New Zealand author Eleanor Catton has won literature’s top prize, the Man Booker, at a ceremony in London today.
At 28, Ms Catton is the youngest person ever to have been awarded the prize. The Luminaries, her second novel, was up against works by well-established writers such as Colm Toibin, Jim Crace and Jhumpa Lahiri.
In 2007 Ms Catton completed the Master of Arts in Creative Writing from Victoria University’s International Institute of Modern letters at Victoria University of Wellington.
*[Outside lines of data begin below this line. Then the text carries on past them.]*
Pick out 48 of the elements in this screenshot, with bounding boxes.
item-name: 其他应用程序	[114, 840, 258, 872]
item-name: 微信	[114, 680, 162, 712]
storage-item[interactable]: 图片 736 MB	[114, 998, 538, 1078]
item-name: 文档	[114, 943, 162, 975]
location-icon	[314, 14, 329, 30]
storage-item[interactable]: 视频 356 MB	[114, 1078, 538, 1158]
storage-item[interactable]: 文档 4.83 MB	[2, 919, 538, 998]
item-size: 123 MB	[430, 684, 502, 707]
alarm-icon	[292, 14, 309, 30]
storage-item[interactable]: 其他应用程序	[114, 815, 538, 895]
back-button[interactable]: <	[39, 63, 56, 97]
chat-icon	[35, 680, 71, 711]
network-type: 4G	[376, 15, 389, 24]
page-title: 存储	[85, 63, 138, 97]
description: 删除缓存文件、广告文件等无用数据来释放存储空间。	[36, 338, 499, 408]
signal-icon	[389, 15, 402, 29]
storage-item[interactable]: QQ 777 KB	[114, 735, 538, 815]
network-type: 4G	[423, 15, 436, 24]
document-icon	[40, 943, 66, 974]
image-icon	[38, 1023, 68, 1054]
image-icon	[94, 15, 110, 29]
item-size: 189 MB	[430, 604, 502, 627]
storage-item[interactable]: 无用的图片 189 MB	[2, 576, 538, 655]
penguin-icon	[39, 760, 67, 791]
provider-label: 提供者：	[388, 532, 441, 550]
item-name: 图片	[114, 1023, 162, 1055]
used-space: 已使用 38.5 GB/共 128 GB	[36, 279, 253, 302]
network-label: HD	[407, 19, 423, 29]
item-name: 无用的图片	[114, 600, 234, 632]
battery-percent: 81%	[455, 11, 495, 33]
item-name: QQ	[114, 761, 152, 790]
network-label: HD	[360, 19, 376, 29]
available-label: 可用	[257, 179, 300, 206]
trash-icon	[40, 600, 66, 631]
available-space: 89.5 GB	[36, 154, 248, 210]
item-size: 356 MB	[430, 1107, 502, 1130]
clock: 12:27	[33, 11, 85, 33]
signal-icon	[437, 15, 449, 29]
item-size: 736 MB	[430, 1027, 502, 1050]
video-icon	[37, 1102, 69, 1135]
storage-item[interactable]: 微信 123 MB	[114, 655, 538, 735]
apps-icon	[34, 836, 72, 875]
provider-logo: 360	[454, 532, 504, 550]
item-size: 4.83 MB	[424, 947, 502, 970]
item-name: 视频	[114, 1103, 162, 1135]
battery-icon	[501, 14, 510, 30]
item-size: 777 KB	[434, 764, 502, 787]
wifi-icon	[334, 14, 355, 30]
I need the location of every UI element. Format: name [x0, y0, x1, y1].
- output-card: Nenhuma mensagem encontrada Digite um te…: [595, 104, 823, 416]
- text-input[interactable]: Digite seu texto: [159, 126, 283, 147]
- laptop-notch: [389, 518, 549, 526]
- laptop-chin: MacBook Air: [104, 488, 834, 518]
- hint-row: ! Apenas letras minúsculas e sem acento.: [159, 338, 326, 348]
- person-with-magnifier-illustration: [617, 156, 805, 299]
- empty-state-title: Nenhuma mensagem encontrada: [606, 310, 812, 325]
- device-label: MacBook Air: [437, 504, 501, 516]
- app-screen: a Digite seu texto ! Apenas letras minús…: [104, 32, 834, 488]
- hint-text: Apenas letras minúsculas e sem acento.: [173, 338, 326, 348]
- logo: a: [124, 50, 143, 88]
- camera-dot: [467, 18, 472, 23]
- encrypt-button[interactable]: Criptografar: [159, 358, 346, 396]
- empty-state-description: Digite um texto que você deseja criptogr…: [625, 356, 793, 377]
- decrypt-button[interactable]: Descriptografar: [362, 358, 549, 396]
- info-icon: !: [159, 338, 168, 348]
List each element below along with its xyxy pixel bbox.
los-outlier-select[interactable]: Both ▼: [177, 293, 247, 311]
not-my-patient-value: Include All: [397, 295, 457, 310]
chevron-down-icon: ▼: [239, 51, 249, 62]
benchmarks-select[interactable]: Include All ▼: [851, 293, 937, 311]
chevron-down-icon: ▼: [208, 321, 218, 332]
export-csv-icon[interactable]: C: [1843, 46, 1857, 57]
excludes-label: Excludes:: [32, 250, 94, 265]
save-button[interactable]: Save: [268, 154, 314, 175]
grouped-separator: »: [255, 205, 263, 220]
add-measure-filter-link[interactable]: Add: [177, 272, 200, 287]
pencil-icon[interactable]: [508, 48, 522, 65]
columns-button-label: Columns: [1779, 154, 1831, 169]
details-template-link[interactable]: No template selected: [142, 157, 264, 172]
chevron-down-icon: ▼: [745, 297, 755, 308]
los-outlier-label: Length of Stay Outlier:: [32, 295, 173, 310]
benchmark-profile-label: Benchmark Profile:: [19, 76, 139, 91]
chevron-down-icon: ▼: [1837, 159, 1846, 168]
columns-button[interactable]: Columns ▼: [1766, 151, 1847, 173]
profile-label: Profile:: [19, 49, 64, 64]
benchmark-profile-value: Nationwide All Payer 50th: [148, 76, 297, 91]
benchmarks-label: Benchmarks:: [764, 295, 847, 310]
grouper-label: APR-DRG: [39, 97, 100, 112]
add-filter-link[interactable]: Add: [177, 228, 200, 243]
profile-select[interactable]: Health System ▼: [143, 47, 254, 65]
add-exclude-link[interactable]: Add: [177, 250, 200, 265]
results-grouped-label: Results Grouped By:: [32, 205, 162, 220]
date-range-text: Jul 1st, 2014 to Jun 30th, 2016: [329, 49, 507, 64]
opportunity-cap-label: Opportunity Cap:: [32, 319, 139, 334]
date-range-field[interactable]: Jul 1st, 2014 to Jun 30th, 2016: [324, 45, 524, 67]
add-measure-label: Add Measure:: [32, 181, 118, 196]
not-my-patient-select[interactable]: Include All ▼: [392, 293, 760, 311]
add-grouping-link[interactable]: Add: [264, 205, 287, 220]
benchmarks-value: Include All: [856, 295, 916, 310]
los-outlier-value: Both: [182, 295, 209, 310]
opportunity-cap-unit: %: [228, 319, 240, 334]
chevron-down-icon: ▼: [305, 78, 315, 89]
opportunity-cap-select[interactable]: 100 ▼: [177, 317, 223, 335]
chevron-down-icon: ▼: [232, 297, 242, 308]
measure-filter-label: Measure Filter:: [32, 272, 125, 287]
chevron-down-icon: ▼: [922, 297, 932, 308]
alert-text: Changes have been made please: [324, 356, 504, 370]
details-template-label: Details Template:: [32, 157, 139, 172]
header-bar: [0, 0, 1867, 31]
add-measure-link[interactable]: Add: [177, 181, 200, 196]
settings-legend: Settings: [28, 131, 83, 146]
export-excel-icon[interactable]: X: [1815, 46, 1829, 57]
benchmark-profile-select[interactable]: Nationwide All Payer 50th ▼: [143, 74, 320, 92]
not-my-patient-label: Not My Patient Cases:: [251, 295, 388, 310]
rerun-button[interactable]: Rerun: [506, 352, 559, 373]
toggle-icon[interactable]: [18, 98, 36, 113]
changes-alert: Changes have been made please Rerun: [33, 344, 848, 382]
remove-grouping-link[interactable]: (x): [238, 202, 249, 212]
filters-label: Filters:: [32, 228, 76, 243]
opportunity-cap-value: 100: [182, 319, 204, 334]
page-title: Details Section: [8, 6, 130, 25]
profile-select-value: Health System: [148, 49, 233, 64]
The Luminaries and Ms Catton’s first novel The Rehearsal are both published by Victoria University Press.
Victoria University Vice-Chancellor Professor Pat Walsh says the University is immensely proud of Ms Catton’s achievement.
“It is an outstanding achievement for Eleanor, for Victoria University and for New Zealand literature. It is also a testament to the calibre of the creative writing and publishing capability at Victoria.”
Ms Catton’s New Zealand publisher, Fergus Barrowman of Victoria University Press, who attended the prize ceremony at Guildhall in London, says he is thrilled at Ms Catton’s triumph.
“We are delighted for Ellie and for the further international recognition the Man Booker Prize will bring The Luminaries. It’s a big ambitious book written by a fearlessly intelligent and talented writer. It’s a novel for readers who love great storytelling and it’s wonderful that the judges have chosen to recognise that with this illustrious prize.”
Victoria University Press say the book has been selling extremely well since and is now onto its fifth print run.
The Luminaries is a West Coast gold-rush murder story, set in Hokitika in the 1860s. It is wide in scope with a large cast of characters and a richly patterned structure which stretches over 848 pages.
The Luminaries was published in August 2013 and quickly achieved tremendous international critical success which has been topped off by the 2013 Man Booker Prize win.